Magistrado ResponsávelJORGE BISPO
Data da Resolução09 de Março de 2020
EmissorTribunal da Relação de Guimarães

Acordam, em conferência, os Juízes na Secção Penal do Tribunal da Relação de Guimarães: I.

RELATÓRIO 1. No processo comum, com intervenção de tribunal singular, com o NUIPC 91/18.8GAVNH, a correr termos no Tribunal Judicial da Comarca de Bragança, no Juízo Local Criminal de Bragança, realizado o julgamento, foi proferida sentença, a 05-06-2019, a condenar o arguido F. S. pela prática de um crime de condução de veículo em estado de embriaguez, previsto e punido pelo art. 292º, n.º 1, do Código Penal, na pena de 70 dias de multa, à taxa diária de € 5,50, perfazendo o montante de € 385,00, bem como na pena acessória de proibição de conduzir veículos com motor, prevista na al. a) do n.º 1 do art. 69º do Código Penal, pelo período de 5 meses e 10 dias.

2. Inconformado com a decisão, dela recorreu o arguido, concluindo a respetiva motivação nos seguintes termos (transcrição[1]): «EM CONCLUSÃO: 1.

Vem o presente recurso interposto da douta Sentença proferida nos autos por se entender que se impõe a modificação da decisão sobre a matéria de facto considerada não provada.

2.

Mais se impõe de igual forma a modificação da decisão do tribunal “a quo” sobre a matéria de direito, de cujo enquadramento feito na douta sentença ora recorrida se discorda, 3.
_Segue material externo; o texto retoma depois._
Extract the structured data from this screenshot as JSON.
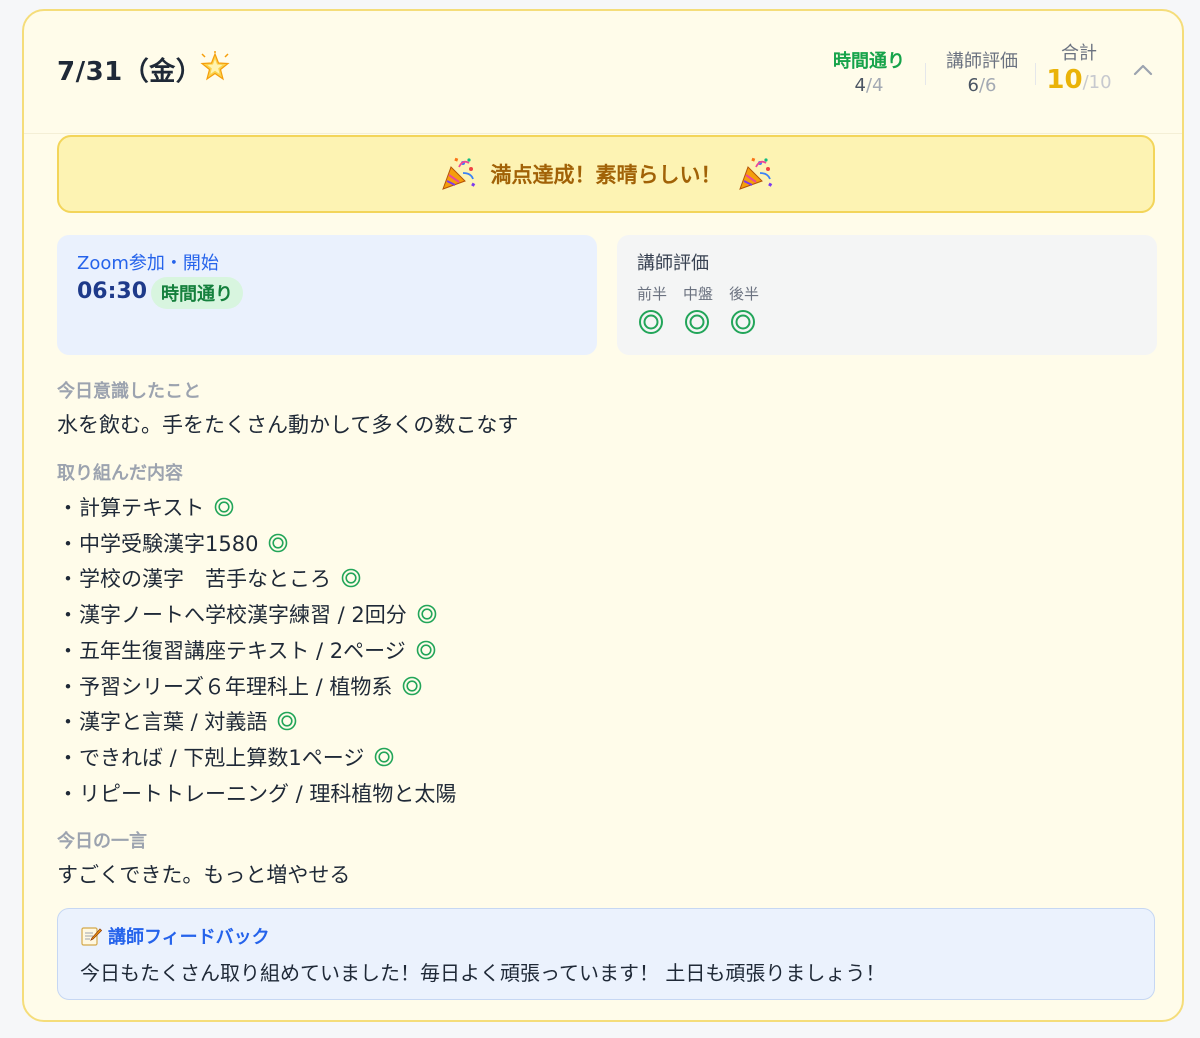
{
  "header": {
    "date": "7/31（金）",
    "scores": {
      "time": {
        "label": "時間通り",
        "value": "4",
        "max": "/4"
      },
      "teacher": {
        "label": "講師評価",
        "value": "6",
        "max": "/6"
      },
      "total": {
        "label": "合計",
        "value": "10",
        "max": "/10"
      }
    }
  },
  "banner": {
    "text": "満点達成！素晴らしい！"
  },
  "zoom": {
    "title": "Zoom参加・開始",
    "time": "06:30",
    "status": "時間通り"
  },
  "teacher_eval": {
    "title": "講師評価",
    "periods": [
      {
        "label": "前半",
        "mark": "◎"
      },
      {
        "label": "中盤",
        "mark": "◎"
      },
      {
        "label": "後半",
        "mark": "◎"
      }
    ]
  },
  "focus": {
    "label": "今日意識したこと",
    "text": "水を飲む。手をたくさん動かして多くの数こなす"
  },
  "tasks": {
    "label": "取り組んだ内容",
    "bullet": "・",
    "items": [
      {
        "text": "計算テキスト",
        "done": true
      },
      {
        "text": "中学受験漢字1580",
        "done": true
      },
      {
        "text": "学校の漢字　苦手なところ",
        "done": true
      },
      {
        "text": "漢字ノートへ学校漢字練習 / 2回分",
        "done": true
      },
      {
        "text": "五年生復習講座テキスト / 2ページ",
        "done": true
      },
      {
        "text": "予習シリーズ６年理科上 / 植物系",
        "done": true
      },
      {
        "text": "漢字と言葉 / 対義語",
        "done": true
      },
      {
        "text": "できれば / 下剋上算数1ページ",
        "done": true
      },
      {
        "text": "リピートトレーニング / 理科植物と太陽",
        "done": false
      }
    ]
  },
  "comment": {
    "label": "今日の一言",
    "text": "すごくできた。もっと増やせる"
  },
  "feedback": {
    "title": "講師フィードバック",
    "text": "今日もたくさん取り組めていました！毎日よく頑張っています！ 土日も頑張りましょう！"
  },
  "colors": {
    "card_border": "#f5dd7a",
    "card_bg": "#fffcea",
    "banner_bg": "#fdf3b3",
    "accent_blue": "#2563eb",
    "accent_green": "#16a34a",
    "accent_gold": "#eab308"
  },
  "icons": {
    "date_icon": "glowing-star-icon",
    "banner_icons": "party-popper-icon",
    "collapse_icon": "chevron-up-icon",
    "mark_icon": "double-circle-icon",
    "feedback_icon": "memo-icon"
  }
}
Ainda que assim não se entenda, sempre se verificaria insuficiência para a decisão da matéria de facto dada como provada; 4. Assim, impugna a decisão recorrida por três razões distintas, a saber: matéria de facto ter sido erradamente julgada; a errada subsunção jurídica dos factos provados; insuficiência para a decisão da matéria de facto dada como provada; PONTOS DE FACTO QUE O RECORRENTE CONSIDERA INCORRETAMENTE JULGADO (art. 412º., nº 3, al. a), do CPP).
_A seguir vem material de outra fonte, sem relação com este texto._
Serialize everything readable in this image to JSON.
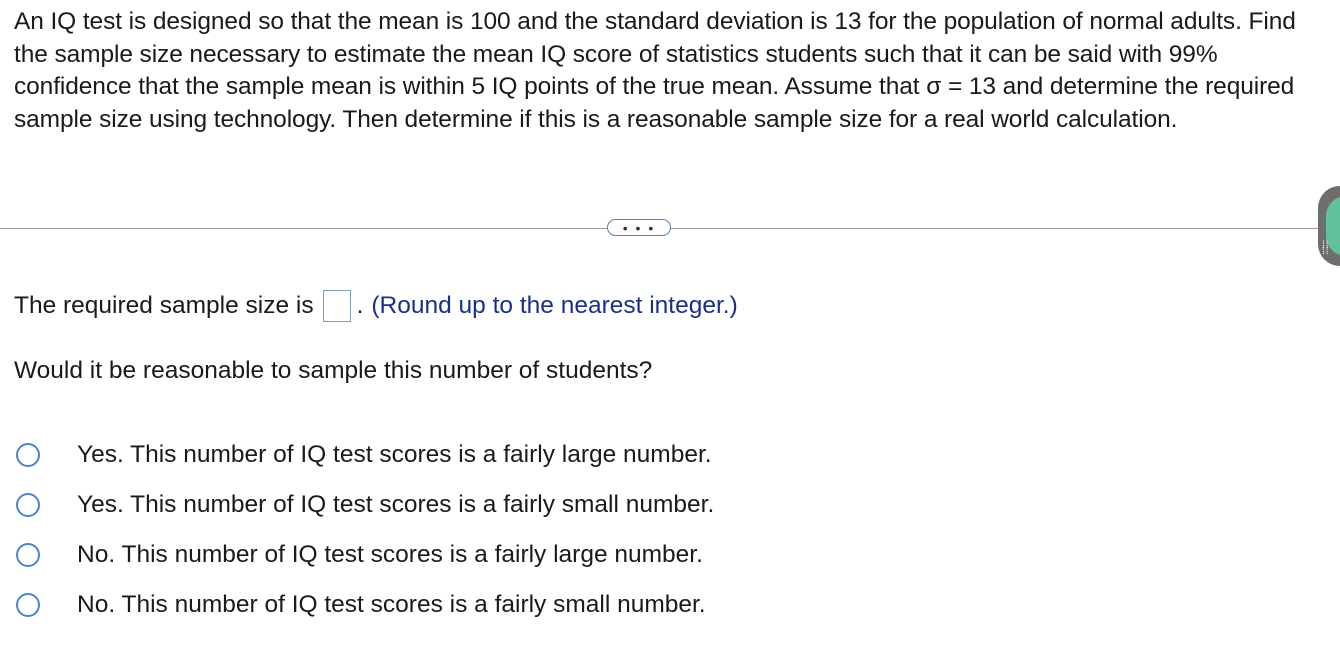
{
  "question": {
    "text": "An IQ test is designed so that the mean is 100 and the standard deviation is 13 for the population of normal adults. Find the sample size necessary to estimate the mean IQ score of statistics students such that it can be said with 99% confidence that the sample mean is within 5 IQ points of the true mean. Assume that σ = 13 and determine the required sample size using technology. Then determine if this is a reasonable sample size for a real world calculation."
  },
  "more_button": {
    "label": "• • •"
  },
  "answer": {
    "prefix": "The required sample size is",
    "value": "",
    "period": ".",
    "hint": "(Round up to the nearest integer.)"
  },
  "sub_question": {
    "text": "Would it be reasonable to sample this number of students?"
  },
  "options": [
    {
      "label": "Yes. This number of IQ test scores is a fairly large number.",
      "selected": false
    },
    {
      "label": "Yes. This number of IQ test scores is a fairly small number.",
      "selected": false
    },
    {
      "label": "No. This number of IQ test scores is a fairly large number.",
      "selected": false
    },
    {
      "label": "No. This number of IQ test scores is a fairly small number.",
      "selected": false
    }
  ],
  "colors": {
    "accent": "#4a84d4",
    "hint_text": "#1a2f8a",
    "side_handle": "#62c19a"
  },
  "icons": {
    "side_handle": "grid-dots-icon",
    "radio": "radio-unchecked-icon"
  }
}
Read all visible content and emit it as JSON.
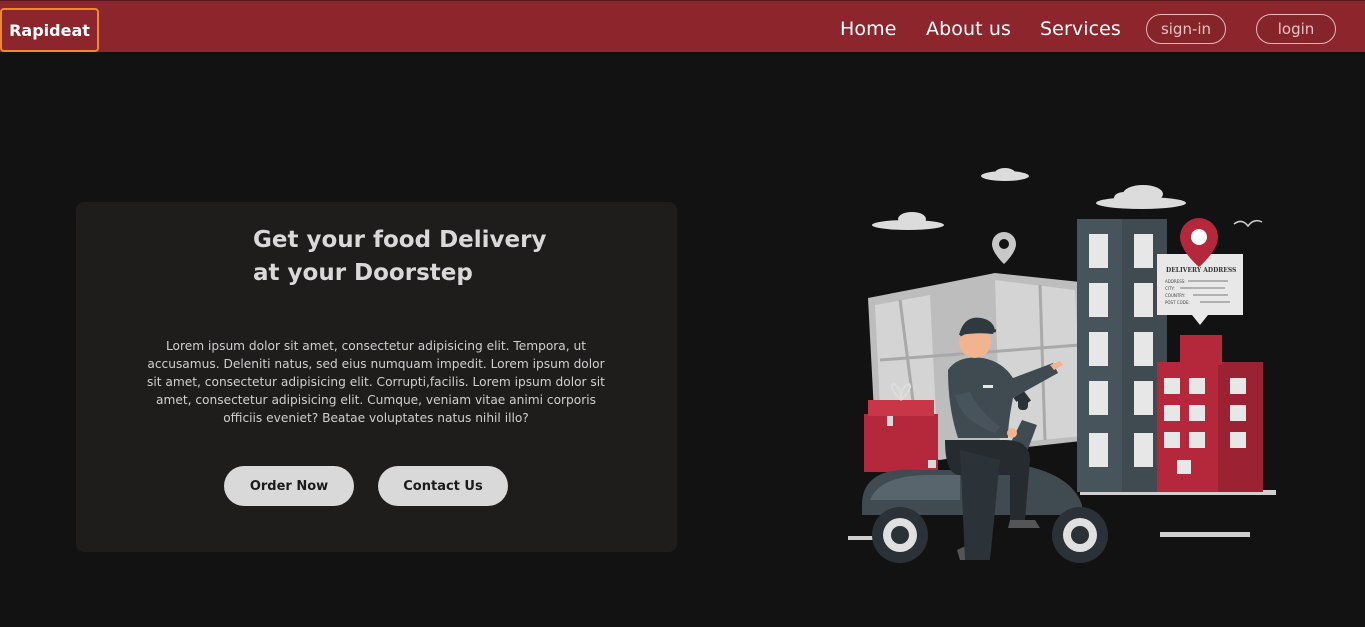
{
  "nav": {
    "logo": "Rapideat",
    "links": [
      "Home",
      "About us",
      "Services"
    ],
    "signin_label": "sign-in",
    "login_label": "login"
  },
  "hero": {
    "title_line1": "Get your food Delivery",
    "title_line2": "at your Doorstep",
    "description": "Lorem ipsum dolor sit amet, consectetur adipisicing elit. Tempora, ut accusamus. Deleniti natus, sed eius numquam impedit. Lorem ipsum dolor sit amet, consectetur adipisicing elit. Corrupti,facilis. Lorem ipsum dolor sit amet, consectetur adipisicing elit. Cumque, veniam vitae animi corporis officiis eveniet? Beatae voluptates natus nihil illo?",
    "order_label": "Order Now",
    "contact_label": "Contact Us"
  },
  "illustration": {
    "address_card": {
      "heading": "DELIVERY ADDRESS",
      "fields": [
        "ADDRESS:",
        "CITY:",
        "COUNTRY:",
        "POST CODE:"
      ]
    }
  },
  "colors": {
    "navbar": "#8d262c",
    "background": "#121212",
    "card": "#1f1c1c",
    "logo_border": "#ef8a2b",
    "button": "#d9d9d9",
    "accent_red": "#b5273a"
  }
}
5. O considerar-se como NÃO PROVADO que: “O tubo de colheita utilizado não contém anticoagulante”.

(negrito e sublinhado nosso) 6. Sendo que o documento constante dos autos e junto com a contestação sob a designação de doc. nº 2, o qual se dá novamente por reproduzido para os devidos e legais efeitos, impõe decisão diversa da recorrida, 7. Constitui o invocado documento nº 2 resposta fornecida pela Exma. Senhora Diretora do Serviço de Patologia Clínica da Unidade Local de Saúde do Nordeste E.P.E., - local onde o arguido recebeu assistência médica - relativo ao pedido de informação solicitado via postal no âmbito do qual, a referida Diretora clínica reconhece que a amostra não continha anticoagulante, contrariamente ao exigido no disposto do artigo 5º alínea a) da Portaria 902-B/2007 de 13 de Abril 8. Acresce que referido documento nº 2 foi emitido por entidade oficial, cuja genuinidade não pode ser negada sendo certo que dúvidas houvesse acerca da mesma deveriam ter sido dissipadas pelo tribunal recorrido, lançando mãos do poder-dever de promover todas as diligências que se mostrem relevantes para a descoberta da verdade material, o que manifestamente não fez.

9.

Entende, assim, o recorrente que a decisão de que ora se recorre padece, pois, de flagrante erro notório na apreciação da prova, pelo que estamos na presença de um vício da decisão recorrida nos termos do art. 410.º, n.º 2 al. c) do Código de Processo Penal, o que expressamente se invoca, devendo, em conformidade, ser alterada a matéria de facto, dando por assente e PROVADO que “ o tubo de colheita utilizado não contém anticoagulante”.

DA ERRADA SUBSUNÇÃO JURÍDICA DOS FACTOS (art. 412º., nº 2, do CPP): 10.

Uma vez provados os factos descritos na douta sentença recorrida no número 2 (Ocorreu, nessa sequência, embate do motociclo, com o ligeiro de passageiros matrícula BA); no nº 6 (Após a chegada do INEM, o Arguido foi imobilizado com tala e colar cervical); no nº 7 (O Arguido tinha dores, mas estava consciente, orientado e colaborante); no nº 8 (Foi transportado para o hospital de Bragança, onde lhe foi retirado sangue pelas, 00:53 horas, para análise e despistagem da presença de álcool, sendo para o efeito usada a bolsa n.º 54728; e no nº 9 (O Arguido não foi informado da finalidade da mencionada colheita;), 11.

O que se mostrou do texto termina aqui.